Because the weights are always just where they need to be, there’s no need to expend any time or energy to move them. The analog nature of the computation also keeps power low. While training neural networks is typically done by computing with fairly precise (8- or 16-bit) numbers, actually using the trained network—called inferencing—can be done faster and at lower power using much-less precise—5-bit or even 3-bit—numbers as the weights. “With analog computation, you can build multiply and accumulate that is low precision but very, very accurate,” says Busch.
Mythic is aiming for a mere 0.5 picojoules per multiply and accumulate, which would result in about 4 trillion operations per watt (TOPS/W). Syntiant is hoping to get to 20 TOPS/W. An Nvidia Volta V100 GPU can do 0.4 TOPS/W, according to Syntiant. However, real apples-to-apples comparisons in the machine learning world are difficult to determine, Fick points out.
The extent of analog circuitry each startup uses is a key difference between them. Syntiant’s entire network is analog, but Mythic surrounds the analog flash array with programmable digital circuitry. Mythic uses the surrounding circuitry to add flexibility to the size and types of networks its chips can run. “All network topologies run at approximately the same efficiency on our chip,” says Fick.
This difference also influences the two companies’ target customers and applications. At Syntiant “we often say that Mythic comes up at 100 percent of investment meetings and [with] zero percent of customers,” says Busch. Both companies say they are seeking to add AI at “the edge.” But that’s a broad category that includes everything from self-driving cars to AI-enhanced hearing aids.
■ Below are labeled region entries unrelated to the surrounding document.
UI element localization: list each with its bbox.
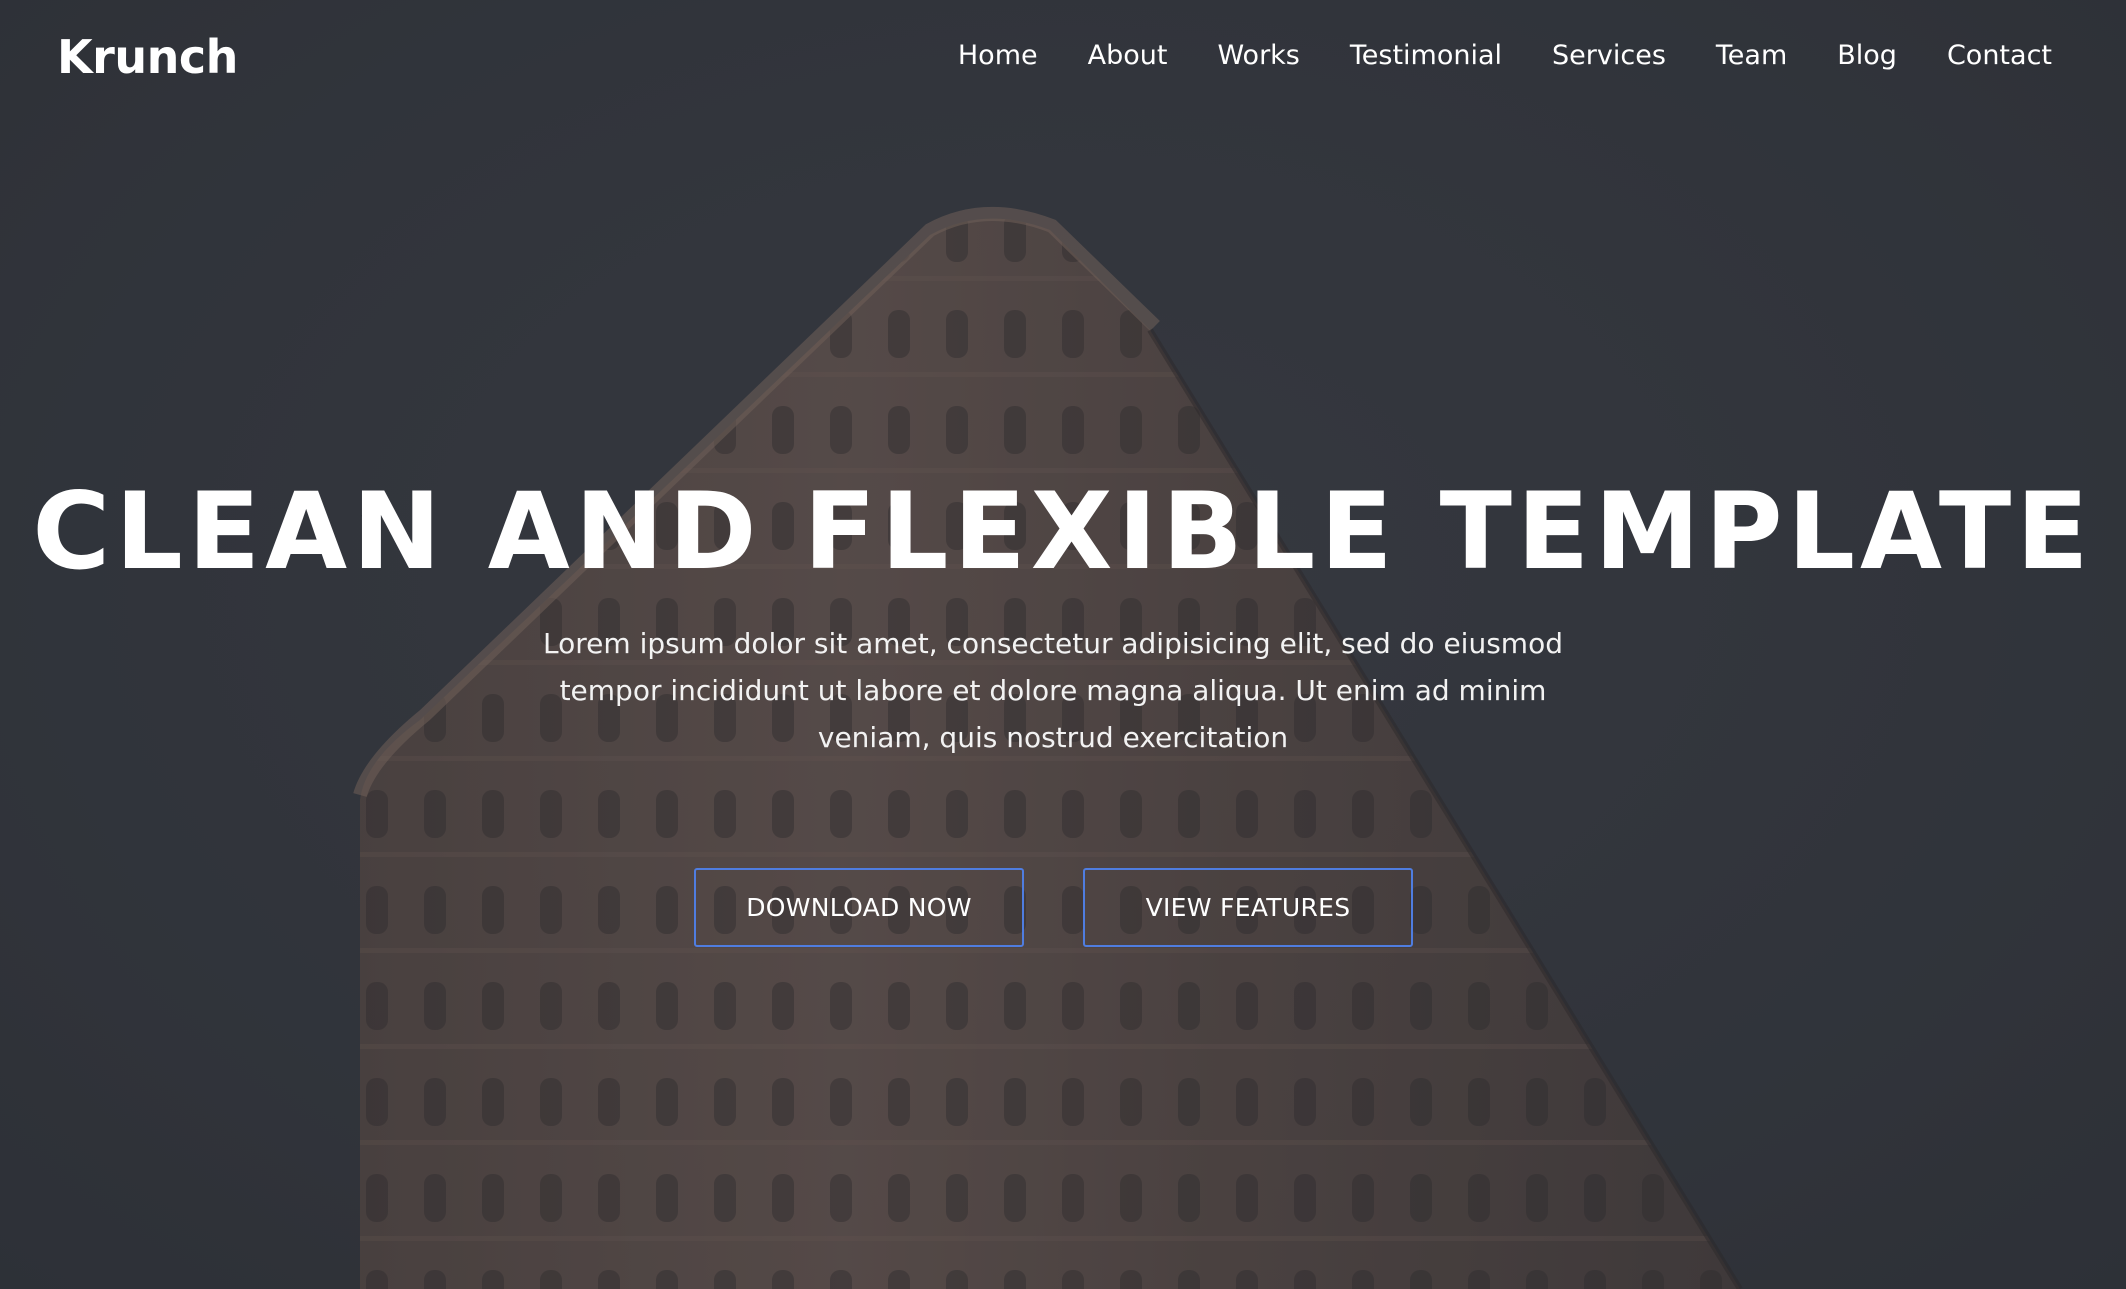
nav-item-testimonial[interactable]: Testimonial	[1350, 40, 1502, 71]
nav-item-home[interactable]: Home	[958, 40, 1038, 71]
nav-item-about[interactable]: About	[1088, 40, 1168, 71]
hero-lead-text: Lorem ipsum dolor sit amet, consectetur …	[543, 627, 1563, 754]
view-features-button[interactable]: VIEW FEATURES	[1083, 868, 1413, 947]
hero-headline: CLEAN AND FLEXIBLE TEMPLATE	[32, 470, 2094, 593]
site-header: Krunch Home About Works Testimonial Serv…	[0, 0, 2126, 120]
nav-item-team[interactable]: Team	[1716, 40, 1787, 71]
nav-item-services[interactable]: Services	[1552, 40, 1666, 71]
main-nav: Home About Works Testimonial Services Te…	[958, 40, 2052, 71]
download-now-button[interactable]: DOWNLOAD NOW	[694, 868, 1024, 947]
logo[interactable]: Krunch	[57, 30, 238, 84]
nav-item-contact[interactable]: Contact	[1947, 40, 2052, 71]
nav-item-works[interactable]: Works	[1217, 40, 1299, 71]
nav-item-blog[interactable]: Blog	[1837, 40, 1897, 71]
Syntiant is going after smaller, often-milliwatt power applications. It’s first device will do things like spotting wake words and identifying speakers.
Mythic is going for applications that need more complex networks capable of handling high-resolution video in systems with low-single-digit watt power, such as autonomous drones and smartphones. Fick says there are orders of magnitude differences between the operations per second needed for these applications and those Syntiant is after.